MEDAN (Waspada.id): Pengadilan Negeri (PN) Medan menjatuhkan hukuman 4 tahun kepada Lie Yung Ai dalam kasus pemalsuan surat. Putusan itu pun dianggap tidak adil, apalagi dalam kasus ini, vonis Lie Yung Ai lebih tinggi dari pelaku utama yakni Sonny Wicaksono yang divonis hanya 6 bulan.
Vonis terhadap Lie dibacakan hakim pengadilan PN Medan, Hendra Hutabarat, Kamis (30/10).
“Menyatakan terdakwa Lie Yung Ai terbukti secara sah dan meyakinkan turut serta bersama sama pemalsuan surat autentik yang digunakan sebagai alat bukti dan menimbulkan kerugian pihak lain,” kata hakim.
Ia dinilai terbukti melanggar Pasal 264 ayat (1) ke-1 KUHP jo Pasal 55 ayat (1) ke-1 KUHP sesuai dakwaan Jaksa Penuntut Umum.
Kuasa hukum terdakwa Sarma Hutajulu langsung menyampaikan keberatan, dan mengajukan banding atas vonis hakim.
Sarma bingung dengan keputusan hakim.
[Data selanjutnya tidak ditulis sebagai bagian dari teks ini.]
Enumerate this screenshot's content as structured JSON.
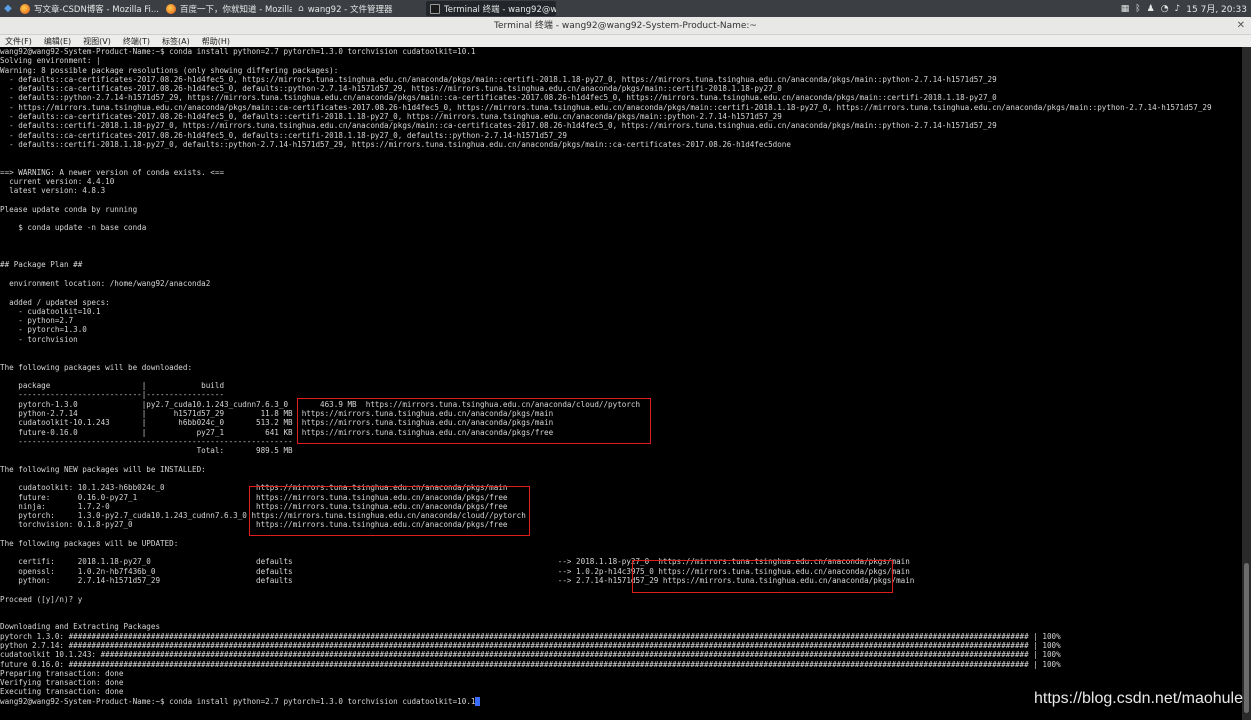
{
  "taskbar": {
    "tasks": [
      {
        "label": "写文章-CSDN博客 - Mozilla Fi...",
        "icon": "firefox-icon"
      },
      {
        "label": "百度一下，你就知道 - Mozilla...",
        "icon": "firefox-icon"
      },
      {
        "label": "wang92 - 文件管理器",
        "icon": "home-folder-icon"
      },
      {
        "label": "Terminal 终端 - wang92@wa...",
        "icon": "terminal-icon"
      }
    ],
    "clock": "15 7月, 20:33"
  },
  "window": {
    "title": "Terminal 终端 - wang92@wang92-System-Product-Name:~",
    "menu": [
      "文件(F)",
      "编辑(E)",
      "视图(V)",
      "终端(T)",
      "标签(A)",
      "帮助(H)"
    ]
  },
  "terminal": {
    "lines": [
      "wang92@wang92-System-Product-Name:~$ conda install python=2.7 pytorch=1.3.0 torchvision cudatoolkit=10.1",
      "Solving environment: |",
      "Warning: 8 possible package resolutions (only showing differing packages):",
      "  - defaults::ca-certificates-2017.08.26-h1d4fec5_0, https://mirrors.tuna.tsinghua.edu.cn/anaconda/pkgs/main::certifi-2018.1.18-py27_0, https://mirrors.tuna.tsinghua.edu.cn/anaconda/pkgs/main::python-2.7.14-h1571d57_29",
      "  - defaults::ca-certificates-2017.08.26-h1d4fec5_0, defaults::python-2.7.14-h1571d57_29, https://mirrors.tuna.tsinghua.edu.cn/anaconda/pkgs/main::certifi-2018.1.18-py27_0",
      "  - defaults::python-2.7.14-h1571d57_29, https://mirrors.tuna.tsinghua.edu.cn/anaconda/pkgs/main::ca-certificates-2017.08.26-h1d4fec5_0, https://mirrors.tuna.tsinghua.edu.cn/anaconda/pkgs/main::certifi-2018.1.18-py27_0",
      "  - https://mirrors.tuna.tsinghua.edu.cn/anaconda/pkgs/main::ca-certificates-2017.08.26-h1d4fec5_0, https://mirrors.tuna.tsinghua.edu.cn/anaconda/pkgs/main::certifi-2018.1.18-py27_0, https://mirrors.tuna.tsinghua.edu.cn/anaconda/pkgs/main::python-2.7.14-h1571d57_29",
      "  - defaults::ca-certificates-2017.08.26-h1d4fec5_0, defaults::certifi-2018.1.18-py27_0, https://mirrors.tuna.tsinghua.edu.cn/anaconda/pkgs/main::python-2.7.14-h1571d57_29",
      "  - defaults::certifi-2018.1.18-py27_0, https://mirrors.tuna.tsinghua.edu.cn/anaconda/pkgs/main::ca-certificates-2017.08.26-h1d4fec5_0, https://mirrors.tuna.tsinghua.edu.cn/anaconda/pkgs/main::python-2.7.14-h1571d57_29",
      "  - defaults::ca-certificates-2017.08.26-h1d4fec5_0, defaults::certifi-2018.1.18-py27_0, defaults::python-2.7.14-h1571d57_29",
      "  - defaults::certifi-2018.1.18-py27_0, defaults::python-2.7.14-h1571d57_29, https://mirrors.tuna.tsinghua.edu.cn/anaconda/pkgs/main::ca-certificates-2017.08.26-h1d4fec5done",
      "",
      "",
      "==> WARNING: A newer version of conda exists. <==",
      "  current version: 4.4.10",
      "  latest version: 4.8.3",
      "",
      "Please update conda by running",
      "",
      "    $ conda update -n base conda",
      "",
      "",
      "",
      "## Package Plan ##",
      "",
      "  environment location: /home/wang92/anaconda2",
      "",
      "  added / updated specs:",
      "    - cudatoolkit=10.1",
      "    - python=2.7",
      "    - pytorch=1.3.0",
      "    - torchvision",
      "",
      "",
      "The following packages will be downloaded:",
      "",
      "    package                    |            build",
      "    ---------------------------|-----------------",
      "    pytorch-1.3.0              |py2.7_cuda10.1.243_cudnn7.6.3_0       463.9 MB  https://mirrors.tuna.tsinghua.edu.cn/anaconda/cloud//pytorch",
      "    python-2.7.14              |      h1571d57_29        11.8 MB  https://mirrors.tuna.tsinghua.edu.cn/anaconda/pkgs/main",
      "    cudatoolkit-10.1.243       |       h6bb024c_0       513.2 MB  https://mirrors.tuna.tsinghua.edu.cn/anaconda/pkgs/main",
      "    future-0.16.0              |           py27_1         641 KB  https://mirrors.tuna.tsinghua.edu.cn/anaconda/pkgs/free",
      "    ------------------------------------------------------------",
      "                                           Total:       989.5 MB",
      "",
      "The following NEW packages will be INSTALLED:",
      "",
      "    cudatoolkit: 10.1.243-h6bb024c_0                    https://mirrors.tuna.tsinghua.edu.cn/anaconda/pkgs/main",
      "    future:      0.16.0-py27_1                          https://mirrors.tuna.tsinghua.edu.cn/anaconda/pkgs/free",
      "    ninja:       1.7.2-0                                https://mirrors.tuna.tsinghua.edu.cn/anaconda/pkgs/free",
      "    pytorch:     1.3.0-py2.7_cuda10.1.243_cudnn7.6.3_0 https://mirrors.tuna.tsinghua.edu.cn/anaconda/cloud//pytorch",
      "    torchvision: 0.1.8-py27_0                           https://mirrors.tuna.tsinghua.edu.cn/anaconda/pkgs/free",
      "",
      "The following packages will be UPDATED:",
      "",
      "    certifi:     2018.1.18-py27_0                       defaults                                                          --> 2018.1.18-py27_0  https://mirrors.tuna.tsinghua.edu.cn/anaconda/pkgs/main",
      "    openssl:     1.0.2n-hb7f436b_0                      defaults                                                          --> 1.0.2p-h14c3975_0 https://mirrors.tuna.tsinghua.edu.cn/anaconda/pkgs/main",
      "    python:      2.7.14-h1571d57_29                     defaults                                                          --> 2.7.14-h1571d57_29 https://mirrors.tuna.tsinghua.edu.cn/anaconda/pkgs/main",
      "",
      "Proceed ([y]/n)? y",
      "",
      "",
      "Downloading and Extracting Packages",
      "pytorch 1.3.0: ################################################################################################################################################################################################################## | 100%",
      "python 2.7.14: ################################################################################################################################################################################################################## | 100%",
      "cudatoolkit 10.1.243: ########################################################################################################################################################################################################### | 100%",
      "future 0.16.0: ################################################################################################################################################################################################################## | 100%",
      "Preparing transaction: done",
      "Verifying transaction: done",
      "Executing transaction: done",
      "wang92@wang92-System-Product-Name:~$ conda install python=2.7 pytorch=1.3.0 torchvision cudatoolkit=10.1"
    ]
  },
  "watermark": "https://blog.csdn.net/maohule",
  "colors": {
    "highlight_box": "#e01c1c",
    "terminal_bg": "#000000",
    "terminal_fg": "#d6d6d6"
  }
}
Apalagi, Lie sebagai bendahara hanya membayarkan akta perusahaan yang diminta oleh, Sonny selaku direktur utama.
Namun dalam masalah ini, kata dia, Sonny hanya divonis ringan. Sementara notaris pembuat akta, Ade Pinem dan Herniati 1 tahun 6 bulan dan tiga tahun penjara.
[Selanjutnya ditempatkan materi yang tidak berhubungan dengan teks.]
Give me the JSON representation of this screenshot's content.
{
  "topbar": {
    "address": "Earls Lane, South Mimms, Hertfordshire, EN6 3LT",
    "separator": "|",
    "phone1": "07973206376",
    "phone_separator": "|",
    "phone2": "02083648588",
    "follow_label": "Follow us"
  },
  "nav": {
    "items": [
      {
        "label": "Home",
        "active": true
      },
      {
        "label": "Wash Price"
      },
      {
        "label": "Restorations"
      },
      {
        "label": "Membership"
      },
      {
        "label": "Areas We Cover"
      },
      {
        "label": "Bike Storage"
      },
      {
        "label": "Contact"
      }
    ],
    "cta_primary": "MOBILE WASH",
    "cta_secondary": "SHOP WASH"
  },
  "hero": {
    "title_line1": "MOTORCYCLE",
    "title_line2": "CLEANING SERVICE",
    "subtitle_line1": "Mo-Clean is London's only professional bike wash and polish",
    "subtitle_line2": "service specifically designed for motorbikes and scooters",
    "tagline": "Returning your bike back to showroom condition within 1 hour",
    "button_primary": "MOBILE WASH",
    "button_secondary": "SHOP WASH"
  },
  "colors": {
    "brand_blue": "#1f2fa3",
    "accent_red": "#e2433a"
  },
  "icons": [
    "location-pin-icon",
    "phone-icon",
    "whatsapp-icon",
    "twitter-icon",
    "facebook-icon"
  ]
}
“Kami menilai pengadilan sebagai tempat mencari keadilan sudah mati dan hati penegak hukum tidak ada lagi. Karena dalam pertimbangan hakim ibu Lie Yung Ai hanya membayar akte Rp10 juta, yang lain tidak ada, pertimbangan hanya itu,” kata Sarma.
“Kami sangat keberatan dengan keputusan majelis hakim dan kami akan mengajukan upaya hukum banding,” sambungnya.
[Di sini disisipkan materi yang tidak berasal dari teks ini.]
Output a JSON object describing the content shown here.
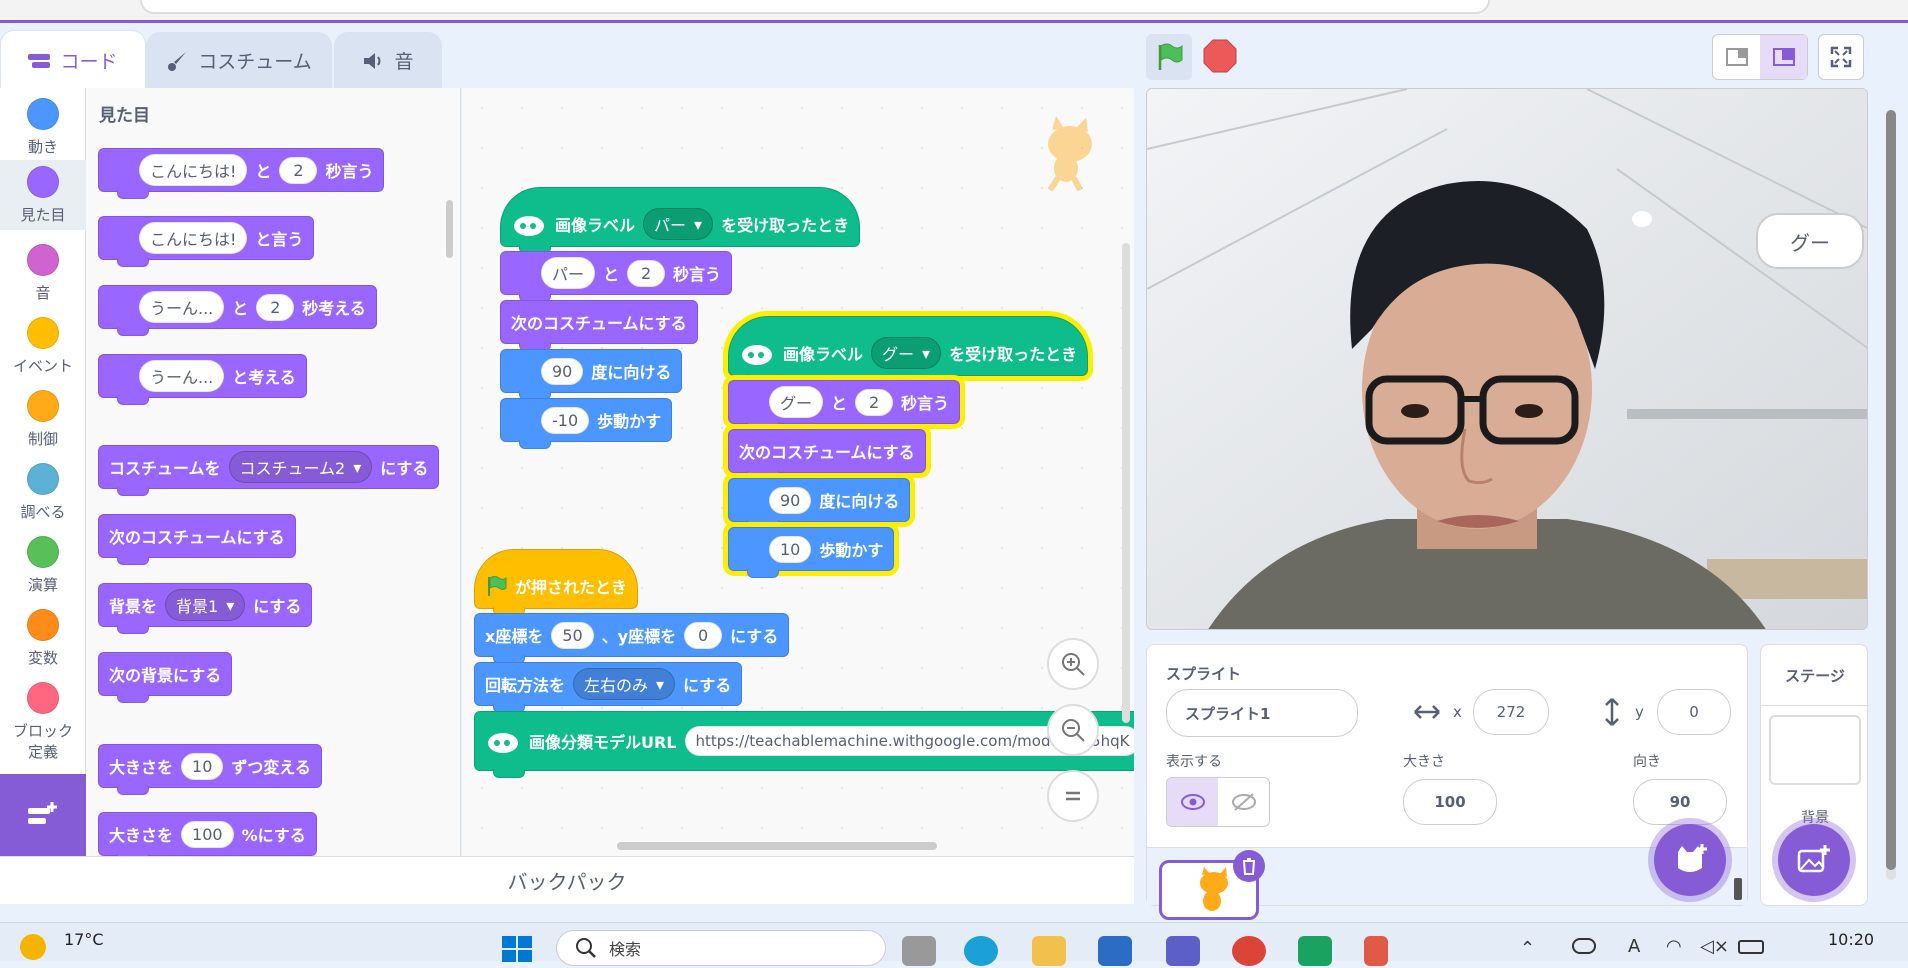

Dalam kasus ini, Lie dihukum paling berat dengan pasal ikut serta. Padahal, dia hanya sebagai bendahara yang bekerja atas suruhan Sonny. Sarma menilai, keputusan hakim menginjak rasa keadilan.
“Apa yang dialami Lie Yung Ai adalah potret penegakkan hukum di Indonesia dimana yang tidak punya kuasa tidak dapat keadilan. Karena Notaris Adi Pinem dihukum 1 tahun 6 bulan. Notaris Herniwati dihukum 3 tahun penjara. Sementara Lie Yung Ai yang hanya disuruh membayarkan pembuatan akte sebagai bendahara perusahaan dihukum 4 tahun,” tegas Sarma.
Sementara itu, Lie Yung Ai merasa sangat terkejut dengan vonis hakim. Dia pun merasa sedih karena hakim tidak mempertimbangkan perannya sebagai orang yang disuruh.
“Saya sangat syok dengar putusan hakim. Kenapa saya hanya juru bayar, kasir, tidak menikmati apa pun dijatuhi hukuman 4 tahun. Sementara pembuat akte hanya 3 tahun, yang menyuruh dan menggunakan hanya 6 bulan. Padahal dia yang suruh, menggunakan data untuk kepentingan dia sebagai direktur utama. Kenapa hukuman saya paling tinggi, saya tidak mengerti, hukum apa di Indonesia ini,” katanya.
Dalam dakwaan, Adi Pinem bersama-sama Lie Yung Ai dan Karim Tano Tjandra telah memalsukan dua akta penting di Kantor Notaris Adi Pinem, Jalan Kolonel Sugiono No. 10-B, Kecamatan Medan Maimun, pada tahun 2020 lalu.
Surat diduga dipalsukan dengan membuat akta bertanggal mundur, yakni Akta No. 57 tanggal 29 Oktober 2001 dan Akta No. 58 tanggal 29 November 2001 untuk memberi legalitas palsu terhadap kepemilikan dan susunan pengurus PT Perkharin.
Proses pemalsuan surat ini bermula dari pertemuan antara Karim dan Sonny yang membahas sengketa saham PT First Mujur Plantation & Industry.
Karim lalu meminta Adi untuk membuat akta dengan mencantumkan data fiktif dan tanggal yang dimundurkan, meski akta-akta tersebut tidak memiliki dasar dokumen sah atas kepemilikan saham oleh Karim.(**)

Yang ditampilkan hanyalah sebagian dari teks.